Artur Pawlowski, the pastor of Street Church and the Cave of Adullam in Calgary, Alberta, who made videos documenting his multiple contentious exchanges with local law enforcement officials in the last year that went viral, was arrested Saturday along with his brother Dawid after protesting outside the home of Alberta Health Minister Jason Copping.
The arrest was conducted in a manner similar to the May 8 arrest of the two brothers, which took place on the middle of a busy street. As Pawlowski knelt on the road and refused to walk on his own, police officers carried him away.
Video of the arrest, shared on Pawlowski’s YouTube channel, shows police officers arresting the pastor after pulling him over on a busy highway. Pawlowski referred to one of the officers as a “Gestapo Nazi,” echoing his previous criticism of the government’s enforcement of coronavirus worship restrictions.
Once again, Pawlowski refused to walk as officers led him away in handcuffs, leading to them carrying him away as they did during his previous arrest.
In the moments leading up to the arrest, Pawlowski, a Polish immigrant to Canada, referred to his adopted country as “Chinada,” seeking to compare the actions of government officials to those taken by the Chinese Communist Party.
“We got pulled over again … for the second time in just 20 minutes, believe it or not. Why? Because we dared to be willing to voice our opinion peacefully at the minister of health’s … house,” he said.
A police officer informed the Pawlowski brothers that they were “suspected of being in breach” of the terms of the probation they are subject to in lieu of jail time for the May 8 arrest for holding an in-person church service in defiance of COVID-19 lockdown orders. In October, the Pawlowski’s avoided jail time and were ordered to pay $23,000 in fines and undergo 18 months of probation.
Specifically, the Pawlowskis are required to “obey all AHS Health Orders relating to COVID-19.” One of the officers indicated that the brothers were arrested for a “breach of public health orders,” suggesting that the protest outside the Alberta health minister’s house constituted an illegal public gathering.

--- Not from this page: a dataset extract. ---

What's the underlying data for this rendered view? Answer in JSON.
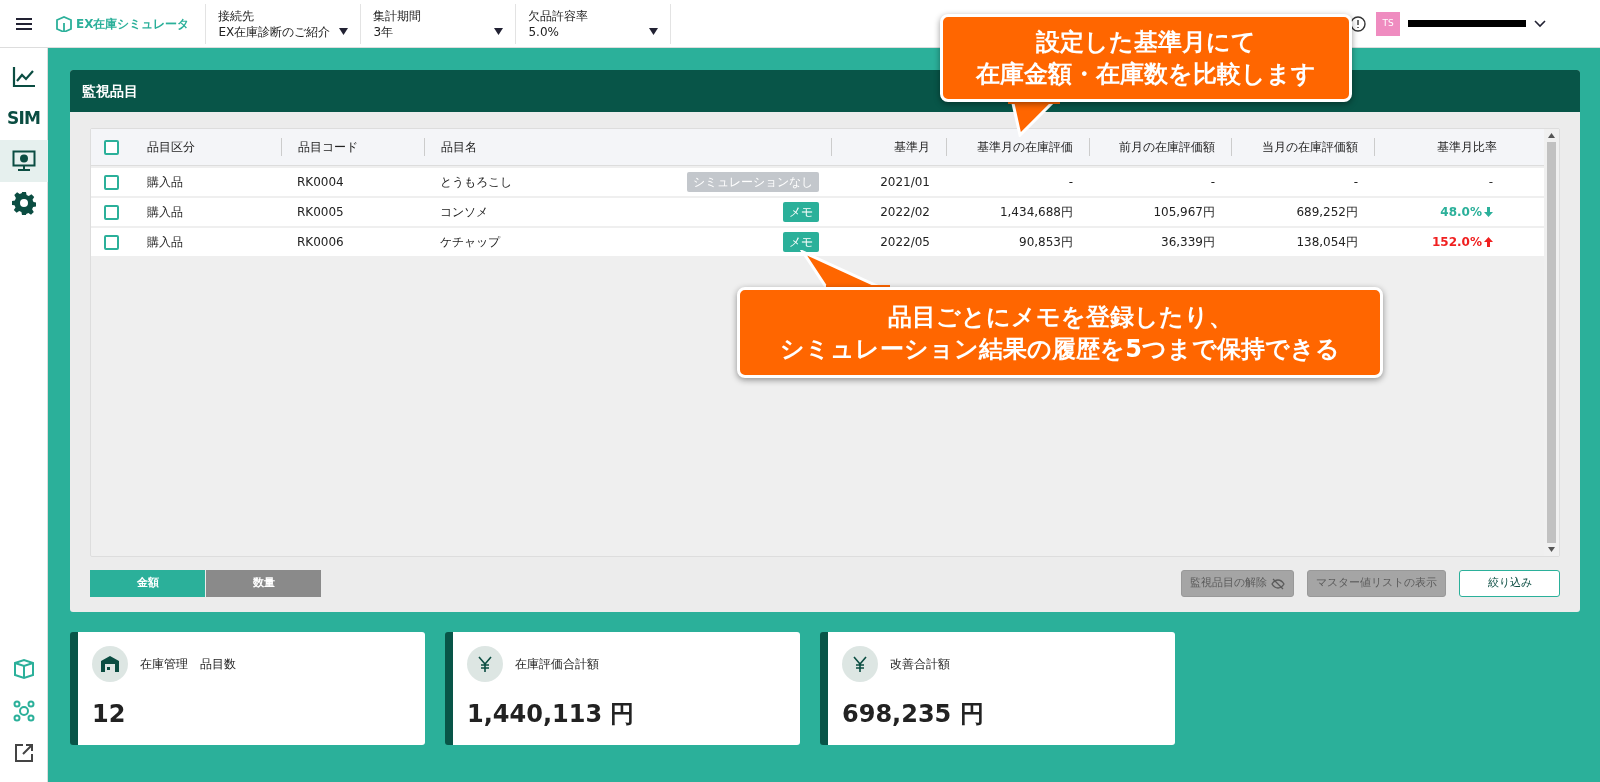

The Canadian Broadcasting Corporation reported Sunday that the Pawlowskis were released from detention on the condition that they stay away from Copping and his residence. The brothers’ lawyer told the news outlet that they “readily agreed to be bound by these conditions.”
When sharing a shortened video of the arrest, Ezra Levant of the pro-Pawlowski outlet Rebel News concluded that Calgary Police “could arrest him at his church or home” or “call his lawyer” and “have her bring him in.” Instead, he contends they chose “this showy spectacle, to terrify him and others.”
Alberta Premier Jason Kenney released a statement implicitly expressing support for Pawlowski’s arrest. “All Albertans have a right to protest peacefully. That right does not extend to trespassing at private homes and harassing the families of public officials,” he said.
“Unfortunately, this is not the first time that fringe anti-vaccine conspiracy theorists have tried to intimidate government officials in this manner. I am sure that the vast majority of Albertans reject this kind of extremism,” Kenney added.
Pawlowski argued on Twitter that Kenney’s statement shows that the “government always fears the voice of the people.” He elaborated on the events that led to his arrest in a phone call from prison posted on his YouTube channel.
“Some people invited me to come to the protest outside in the neighborhood of the minister of health, and I’ve heard that there might be some anger,” he recalled. “I was invited to come … and pray and calm the people. So … when I joined them, I said no cursing, no swearing … no craziness here.”
After leaving the protest, which he characterized as “very peaceful,” Pawlowski encountered law enforcement.
“When we went into the car, we noticed that there’s lots of police cars that have blocked the roads and they started to pretend that they are doing a check stop,” he said. “A helicopter was flying during the rally, the peaceful vigil, so we knew that the police is monitoring and that the police is observing. … The whole thing is very peaceful, that there is absolutely nothing to worry about.”
Pawlowski maintained that the protest outside Copping’s home was necessary because “you can’t go ... and tell him how you feel ... because they’re hiding.”
“They’re not in session and even if they are, you’re not allowed to come in and see them. It’s total craziness," he said.
“When we were attempting to drive home, the check stop was started, and they blocked the whole street and started to stop every car."
Law enforcement officials performed a breathalyzer test on Dawid Pawlowski, who was driving the car. Pawlowski accused police of using the pretense of sobriety tests “as a tactical maneuver to … intimidate and to harass people that dared to voice their dissatisfaction with the corrupted, evil government, the Kenney tyrant government in the province of Alberta.”
“We were let go, and just five minutes later, a number of police vehicles stopped my brother in the middle of the highway, and they said that we are being arrested,” he continued. “I was handcuffed, arrested for breach, for mischief and for obstruction for whatever reason.”